Kaplan recently rented a 40-foot refrigeration unit to supplement the 35-footer he rented last March, which is full.
But the refrigeration units, too, are in high demand. Goldsman, the Sholom Mortuary director, said he is advising families to keep their deceased in the hospital morgue if possible.
He added that the backlog is even worse at the non-Jewish cemetery he shares an office with. Many of its clientele are Hispanic families, often low-income, whose loved ones have died of COVID-19. Some of them will wait two months for a burial.
“I feel bad,” Goldsman said. “There’s no room.”
Manela estimated that 120 people with COVID-19 on their death certificates had passed through his mortuary since the pandemic started, with an average age between 80 and 90. He did not have exact numbers on hand.
“Before, it would be busy for a day or two or three, then quiet,” Manela said. “Here, it doesn’t let up. It keeps going. Every day.”
But mortuaries are not the only bottleneck — cemeteries are also backed up.
Eden Memorial Park and Hillside — two major Jewish cemeteries serving the L.A. area — had multiple-day waits for burial services when contacted on Jan. 16.
Kaplan said the unrelenting flow of tragedy had beleaguered the Mount Sinai staff.
“We know the vast majority are elderly who are being affected by this,” he said. “And knowing how wonderful and valuable it is to have that generation to look to for culture, for wisdom. Children and grandchildren are going to miss out on some wonderful years with their parents and grandparents.”
The pandemic has also stripped funeral ceremonies to a bare minimum: always held at graveside, often held without eulogies or a minyan (quorum) in attendance, and sometimes over in as little as a half-hour.

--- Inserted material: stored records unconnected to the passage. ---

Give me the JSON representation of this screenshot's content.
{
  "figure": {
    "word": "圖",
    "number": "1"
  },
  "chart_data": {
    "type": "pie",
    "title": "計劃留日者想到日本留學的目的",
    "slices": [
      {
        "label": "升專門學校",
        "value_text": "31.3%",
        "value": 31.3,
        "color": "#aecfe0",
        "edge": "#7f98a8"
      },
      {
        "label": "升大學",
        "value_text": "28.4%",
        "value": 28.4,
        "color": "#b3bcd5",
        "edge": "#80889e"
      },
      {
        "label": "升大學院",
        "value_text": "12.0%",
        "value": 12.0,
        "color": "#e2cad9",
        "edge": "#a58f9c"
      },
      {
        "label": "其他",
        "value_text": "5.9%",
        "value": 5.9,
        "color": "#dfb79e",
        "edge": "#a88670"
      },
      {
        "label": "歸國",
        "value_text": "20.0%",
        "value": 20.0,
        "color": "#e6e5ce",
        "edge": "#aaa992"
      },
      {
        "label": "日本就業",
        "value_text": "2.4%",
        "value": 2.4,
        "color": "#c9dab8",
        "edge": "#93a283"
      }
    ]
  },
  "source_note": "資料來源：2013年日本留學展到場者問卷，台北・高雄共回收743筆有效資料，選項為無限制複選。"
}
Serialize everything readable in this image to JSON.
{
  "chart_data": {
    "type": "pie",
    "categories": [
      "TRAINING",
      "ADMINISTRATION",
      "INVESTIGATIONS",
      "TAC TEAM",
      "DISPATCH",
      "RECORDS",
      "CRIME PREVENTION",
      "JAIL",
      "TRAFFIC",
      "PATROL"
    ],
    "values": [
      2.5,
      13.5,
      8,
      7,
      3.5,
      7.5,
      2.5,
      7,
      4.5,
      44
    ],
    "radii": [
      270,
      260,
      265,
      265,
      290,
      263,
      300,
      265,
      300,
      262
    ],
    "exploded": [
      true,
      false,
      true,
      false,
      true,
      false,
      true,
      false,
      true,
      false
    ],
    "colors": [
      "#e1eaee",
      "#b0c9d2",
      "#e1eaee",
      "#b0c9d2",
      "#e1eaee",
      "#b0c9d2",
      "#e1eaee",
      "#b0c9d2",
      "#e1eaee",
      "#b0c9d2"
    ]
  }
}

Rabbi Kalman Topp, head rabbi of Beth Jacob Congregation, an Orthodox synagogue in Beverly Hills, recently officiated a funeral that had been delayed a few days.
He said the Jewish imperative to bury quickly goes back centuries and is intended to dignify the deceased and comfort the mourner.
“A delayed burial detracts from both of those efforts,” said Topp.
The rabbi added that the absence of tahara and the use of a plastic body pouch had been traumatic for one of his congregants who had buried a family member.
That preserving life overrides virtually every commandment was hardly a comfort.
“What I attempted to convey that placing the body in the pouch was an act of chesed,” or kindness, Topp said, “to protect the safety of others. A last, beautiful deed that will serve as a merit for the deceased.”